Intervention de Agnès Thill

Séance en hémicycle du jeudi 26 novembre 2020 à 9h00
Justice de proximité et réponse pénale — Discussion générale

Photo issue du site de l'Assemblée nationale ou de WikipediaAgnès Thill :

La présente proposition de loi du groupe Agir ensemble vise à prendre en compte l'engagement pris par le Président de la République et le Premier ministre de restaurer une justice de proximité permettant de lutter contre les incivilités et la délinquance du quotidien. Le groupe UDI et indépendants est évidemment favorable à cet objectif. Nous rapportons tous, régulièrement, des comportements de plus en plus nombreux et de plus en plus violents qui minent la vie de nos concitoyens et de notre pays. Si nous avons bien entendu le Gouvernement sur ses grands projets sur le sujet, nous devons, pour le moment, nous contenter du texte que nous débattons à présent.

Il s'agit du vivre ensemble, de ce « penser à l'autre » qui a fui nos éducations depuis la prédominance du « moi d'abord ». Le vivre ensemble est en effet malade. Notre groupe soutient bien entendu la volonté de proximité et d'efficacité de la réponse pénale, une question que ce texte a le mérite d'aborder. Mais il ne contient rien de vraiment inédit même si la simplification de la procédure du travail d'intérêt général, la forfaitisation de certaines infractions ou encore la modification de la procédure de désistement d'appel sont de bonnes mesures d'ordre pratique. D'autres dispositifs proposés interrogent, en revanche, à commencer par la nouvelle contribution citoyenne : comment l'interpréter ? Comment s'assurer de la pertinence de ce dispositif hybride dont la nature se situe entre punition et réparation ?

À force, nous brouillons les repères du droit pénal dont la compréhension devient peut-être difficile pour tous les justiciables. De plus, nous n'avons aucune garantie d'effectivité pour les mesures proposées. Quel sera en effet le suivi de l'exécution de ces obligations ? Les parquets ne pourront jamais effectuer cette tâche supplémentaire.

Enfin, simplifier les modalités d'exécution du travail d'intérêt général : oui. Mais cela ne doit pas conduire à sa complète déjudiciarisation. En effet, si ses modalités peuvent être confiées au directeur de l'administration pénitentiaire, ce changement ne doit pas être le prélude de l'exclusion, à terme, du juge de ce dispositif, qui n'a rien d'anodin.

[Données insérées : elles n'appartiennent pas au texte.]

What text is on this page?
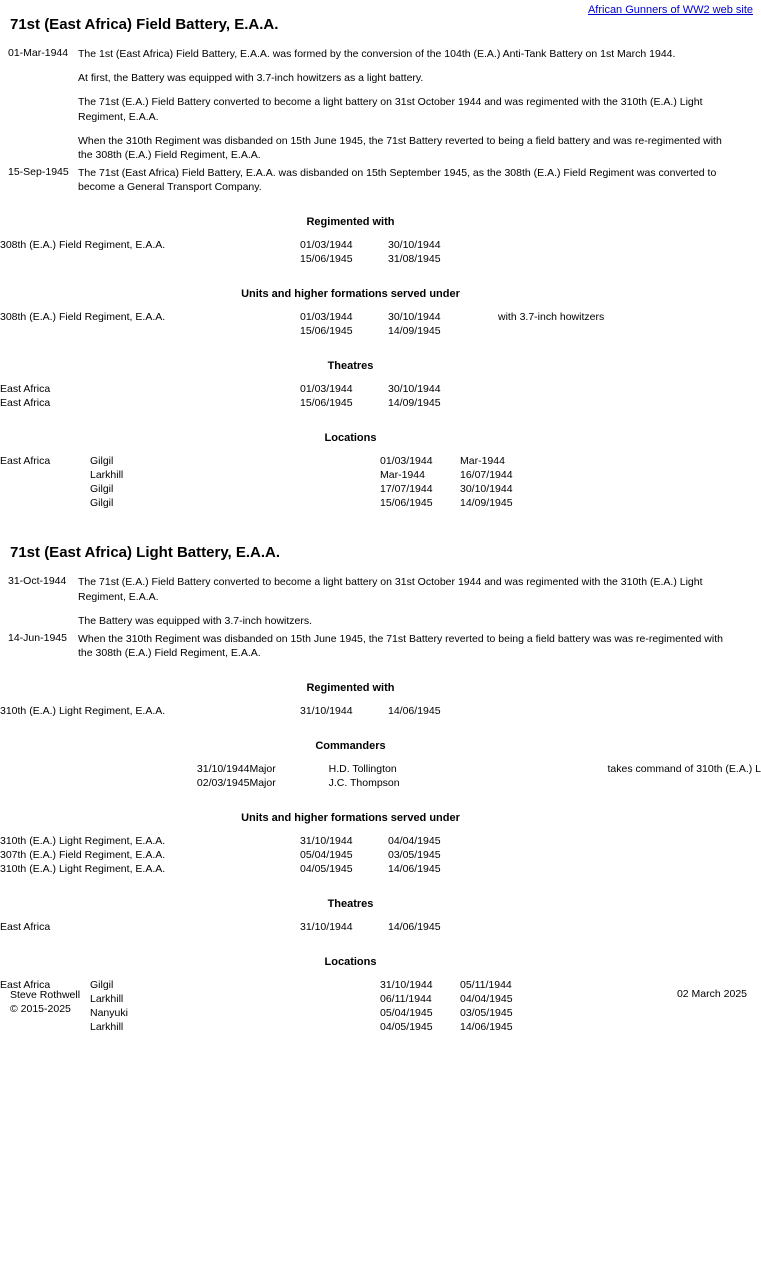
African Gunners of WW2 web site
71st (East Africa) Field Battery, E.A.A.
01-Mar-1944 The 1st (East Africa) Field Battery, E.A.A. was formed by the conversion of the 104th (E.A.) Anti-Tank Battery on 1st March 1944.

At first, the Battery was equipped with 3.7-inch howitzers as a light battery.

The 71st (E.A.) Field Battery converted to become a light battery on 31st October 1944 and was regimented with the 310th (E.A.) Light Regiment, E.A.A.

When the 310th Regiment was disbanded on 15th June 1945, the 71st Battery reverted to being a field battery and was re-regimented with the 308th (E.A.) Field Regiment, E.A.A.

15-Sep-1945 The 71st (East Africa) Field Battery, E.A.A. was disbanded on 15th September 1945, as the 308th (E.A.) Field Regiment was converted to become a General Transport Company.

Regimented with
308th (E.A.) Field Regiment, E.A.A.	01/03/1944	30/10/1944	
	15/06/1945	31/08/1945	
Units and higher formations served under
308th (E.A.) Field Regiment, E.A.A.	01/03/1944	30/10/1944	with 3.7-inch howitzers
	15/06/1945	14/09/1945	
Theatres
East Africa	01/03/1944	30/10/1944	
East Africa	15/06/1945	14/09/1945	
Locations
East Africa	Gilgil	01/03/1944	Mar-1944
	Larkhill	Mar-1944	16/07/1944
	Gilgil	17/07/1944	30/10/1944
	Gilgil	15/06/1945	14/09/1945
71st (East Africa) Light Battery, E.A.A.
31-Oct-1944	The 71st (E.A.) Field Battery converted to become a light battery on 31st October 1944 and was regimented with the 310th (E.A.) Light Regiment, E.A.A.

The Battery was equipped with 3.7-inch howitzers.

14-Jun-1945	When the 310th Regiment was disbanded on 15th June 1945, the 71st Battery reverted to being a field battery was was re-regimented with the 308th (E.A.) Field Regiment, E.A.A.

Regimented with
310th (E.A.) Light Regiment, E.A.A.	31/10/1944	14/06/1945	
Commanders
31/10/1944	Major	H.D. Tollington	takes command of 310th (E.A.) L
02/03/1945	Major	J.C. Thompson	
Units and higher formations served under
310th (E.A.) Light Regiment, E.A.A.	31/10/1944	04/04/1945	
307th (E.A.) Field Regiment, E.A.A.	05/04/1945	03/05/1945	
310th (E.A.) Light Regiment, E.A.A.	04/05/1945	14/06/1945	
Theatres
East Africa	31/10/1944	14/06/1945	
Locations
East Africa	Gilgil	31/10/1944	05/11/1944
	Larkhill	06/11/1944	04/04/1945
	Nanyuki	05/04/1945	03/05/1945
	Larkhill	04/05/1945	14/06/1945
Steve Rothwell
© 2015-2025
02 March 2025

Ainsi, force est de constater que les mesures contenues dans cette proposition de loi semblent assez loin de l'ambition de l'exposé des motifs : restaurer une justice de proximité luttant contre les incivilités et la délinquance quotidiennes en renforçant l'efficacité des réponses pénales. Compléter l'article 41-1 du code de procédure pénale par de multiples alinéas n'est vraisemblablement pas une avancée majeure en matière de simplification.

Ce texte est d'ailleurs pour nous l'occasion d'interpeller une nouvelle fois le Gouvernement sur le manque de moyens chronique dont souffre la justice. Tant que son budget ne sera pas significativement augmenté, bien qu'il le soit de manière inégalée depuis vingt-cinq ans avec ses 8,2 milliards d'euros, rien ne sert de proposer telle ou telle nouvelle mesure. Vous savez mieux que personne combien on court après un paquet de post-it dans les couloirs des tribunaux ! Quant à la la visioconférence, elle ne résout en rien ce phénomène ; bien au contraire, elle construit une justice inhumaine à travers un écran.

Le groupe UDI et indépendants votera néanmoins ce texte pour les quelques mesures de simplification qu'il propose et afin d'encourager les démarches qui vont dans le sens d'une politique pénale plus proche de nos concitoyens.